Versicherungsbetrug

Versicherungsbetrug als eine besondere Form des Betruges

 

Versicherungsbetrug
Bei Versicherungsbetrug im schweren Fall droht Knast.

Der Versicherungbetrug ist eine spezielle Form des Betruges gemäß § 263 StGB. Der Versicherungsnehmer oder ein Dritter beanspruchen in betrügerischer Absicht Versicherungsleistungen von einem Versicherungsunternehmen. Vom Versicherungsbetrug weden alle Tathandlungen erfasst, in der eine versicherte Sache beschädigt oder zerstört wird und sich als Missbrauch des Versicherungsschutzes darstellt.
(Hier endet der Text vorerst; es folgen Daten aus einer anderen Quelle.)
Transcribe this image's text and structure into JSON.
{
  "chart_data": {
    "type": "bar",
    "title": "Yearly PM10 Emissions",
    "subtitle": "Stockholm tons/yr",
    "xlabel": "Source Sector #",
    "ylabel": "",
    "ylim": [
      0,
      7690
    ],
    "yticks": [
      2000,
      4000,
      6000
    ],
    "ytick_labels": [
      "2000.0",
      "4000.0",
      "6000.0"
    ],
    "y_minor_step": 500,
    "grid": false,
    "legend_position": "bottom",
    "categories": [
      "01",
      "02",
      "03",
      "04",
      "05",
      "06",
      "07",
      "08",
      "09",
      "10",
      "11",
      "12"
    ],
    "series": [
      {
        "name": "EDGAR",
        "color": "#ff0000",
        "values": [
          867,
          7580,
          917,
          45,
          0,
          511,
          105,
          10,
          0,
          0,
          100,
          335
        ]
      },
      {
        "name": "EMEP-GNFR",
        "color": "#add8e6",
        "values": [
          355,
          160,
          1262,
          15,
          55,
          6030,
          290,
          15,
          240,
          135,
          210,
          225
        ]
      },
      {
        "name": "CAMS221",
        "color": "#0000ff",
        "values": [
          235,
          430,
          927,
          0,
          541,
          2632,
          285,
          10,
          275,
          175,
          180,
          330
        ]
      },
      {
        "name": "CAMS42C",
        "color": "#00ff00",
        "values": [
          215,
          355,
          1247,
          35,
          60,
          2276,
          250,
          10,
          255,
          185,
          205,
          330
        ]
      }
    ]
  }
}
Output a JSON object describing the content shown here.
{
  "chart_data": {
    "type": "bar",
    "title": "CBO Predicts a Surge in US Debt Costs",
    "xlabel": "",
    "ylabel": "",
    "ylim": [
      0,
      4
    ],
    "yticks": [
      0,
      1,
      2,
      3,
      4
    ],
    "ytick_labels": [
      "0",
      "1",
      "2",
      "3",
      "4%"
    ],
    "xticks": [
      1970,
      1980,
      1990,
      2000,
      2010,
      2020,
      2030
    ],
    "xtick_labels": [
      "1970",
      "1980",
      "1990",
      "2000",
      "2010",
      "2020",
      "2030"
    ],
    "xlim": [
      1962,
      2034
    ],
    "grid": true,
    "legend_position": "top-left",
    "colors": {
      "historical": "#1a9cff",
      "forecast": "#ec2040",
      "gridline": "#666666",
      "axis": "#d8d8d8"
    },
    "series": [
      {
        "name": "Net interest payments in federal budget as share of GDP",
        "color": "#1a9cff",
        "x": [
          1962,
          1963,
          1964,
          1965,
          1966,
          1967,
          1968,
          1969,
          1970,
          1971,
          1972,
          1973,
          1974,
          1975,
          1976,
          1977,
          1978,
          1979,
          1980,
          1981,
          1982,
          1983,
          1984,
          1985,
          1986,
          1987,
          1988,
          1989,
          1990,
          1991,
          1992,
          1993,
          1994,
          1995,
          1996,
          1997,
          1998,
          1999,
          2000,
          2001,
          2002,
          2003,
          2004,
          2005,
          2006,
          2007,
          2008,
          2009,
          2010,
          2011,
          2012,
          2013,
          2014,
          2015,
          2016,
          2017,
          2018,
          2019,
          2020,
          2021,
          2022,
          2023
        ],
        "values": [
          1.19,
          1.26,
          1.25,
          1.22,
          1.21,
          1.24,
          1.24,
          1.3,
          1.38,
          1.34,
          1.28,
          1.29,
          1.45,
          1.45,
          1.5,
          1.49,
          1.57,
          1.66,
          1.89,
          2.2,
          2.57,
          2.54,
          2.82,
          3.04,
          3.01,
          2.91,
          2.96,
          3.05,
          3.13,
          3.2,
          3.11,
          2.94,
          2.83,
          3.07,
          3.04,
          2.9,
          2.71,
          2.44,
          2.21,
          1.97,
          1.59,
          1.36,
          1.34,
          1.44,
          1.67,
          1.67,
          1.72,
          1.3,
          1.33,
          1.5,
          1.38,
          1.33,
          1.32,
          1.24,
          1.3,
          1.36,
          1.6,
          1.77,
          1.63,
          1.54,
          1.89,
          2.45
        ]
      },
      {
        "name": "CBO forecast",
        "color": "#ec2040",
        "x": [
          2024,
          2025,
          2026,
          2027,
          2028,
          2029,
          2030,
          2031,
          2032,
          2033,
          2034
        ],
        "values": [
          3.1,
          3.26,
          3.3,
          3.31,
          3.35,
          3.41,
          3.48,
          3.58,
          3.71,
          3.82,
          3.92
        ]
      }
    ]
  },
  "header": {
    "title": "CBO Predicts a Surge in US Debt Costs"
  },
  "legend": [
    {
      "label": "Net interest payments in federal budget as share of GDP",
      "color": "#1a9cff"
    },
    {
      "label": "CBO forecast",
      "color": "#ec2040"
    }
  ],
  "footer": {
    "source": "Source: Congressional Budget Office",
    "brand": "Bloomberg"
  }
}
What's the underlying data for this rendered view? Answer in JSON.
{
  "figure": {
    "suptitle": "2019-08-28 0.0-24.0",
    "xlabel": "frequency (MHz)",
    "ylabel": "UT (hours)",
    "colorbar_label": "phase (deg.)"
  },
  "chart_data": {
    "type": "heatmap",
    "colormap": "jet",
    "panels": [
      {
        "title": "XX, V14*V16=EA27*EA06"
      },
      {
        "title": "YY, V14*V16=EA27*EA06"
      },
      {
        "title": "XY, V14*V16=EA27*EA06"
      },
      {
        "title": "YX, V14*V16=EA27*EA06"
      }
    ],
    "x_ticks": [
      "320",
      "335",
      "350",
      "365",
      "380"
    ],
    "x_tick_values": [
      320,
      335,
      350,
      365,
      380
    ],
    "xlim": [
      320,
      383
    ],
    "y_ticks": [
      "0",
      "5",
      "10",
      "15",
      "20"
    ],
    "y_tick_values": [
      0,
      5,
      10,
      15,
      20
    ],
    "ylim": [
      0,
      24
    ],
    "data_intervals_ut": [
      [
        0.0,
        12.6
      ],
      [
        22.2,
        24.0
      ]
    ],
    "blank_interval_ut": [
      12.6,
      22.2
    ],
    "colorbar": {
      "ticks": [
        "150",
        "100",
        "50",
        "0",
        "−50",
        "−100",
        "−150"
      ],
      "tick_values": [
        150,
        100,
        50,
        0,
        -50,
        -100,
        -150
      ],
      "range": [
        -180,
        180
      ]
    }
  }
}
Die Tathandlung muss vorsätzlich begangen worden sein. Es handelt sich um ein geplantes Schadensereignis, das vorsätzlich und schuldhaft an einer versicherten Sache durchgeführt wird.

Die Tat ist mit Freiheitsstrafe bis zu fünf Jahren oder mit Geldstrafe bedroht. In besonders schweren Fällen beträgt die Freiheitsstrafe mindestens 6 Monate und bis zu 10 Jahren.

Ein besonders schwerer Fall liegt in der Regel vor, wenn der Täter

  1. gewerbsmäßig oder als Mitglied einer Bande handelt, die sich zur fortgesetzten Begehung von Urkundenfälschung oder Betrug verbunden hat,
  2. einen Vermögensverlust großen Ausmaßes herbeiführt oder in der Absicht handelt, durch die fortgesetzte Begehung von Betrug eine große Zahl von Menschen in die Gefahr des Verlustes von Vermögenswerten zu bringen,
  3. eine andere Person in wirtschaftliche Not bringt,
  4. seine Befugnisse oder seine Stellung als Amtsträger oder Europäischer Amtsträger missbraucht oder
  5. einen Versicherungsfall vortäuscht, nachdem er oder ein anderer zu diesem Zweck eine Sache von bedeutendem Wert in Brand gesetzt oder durch eine Brandlegung ganz oder teilweise zerstört oder ein Schiff zum Sinken oder Stranden gebracht hat.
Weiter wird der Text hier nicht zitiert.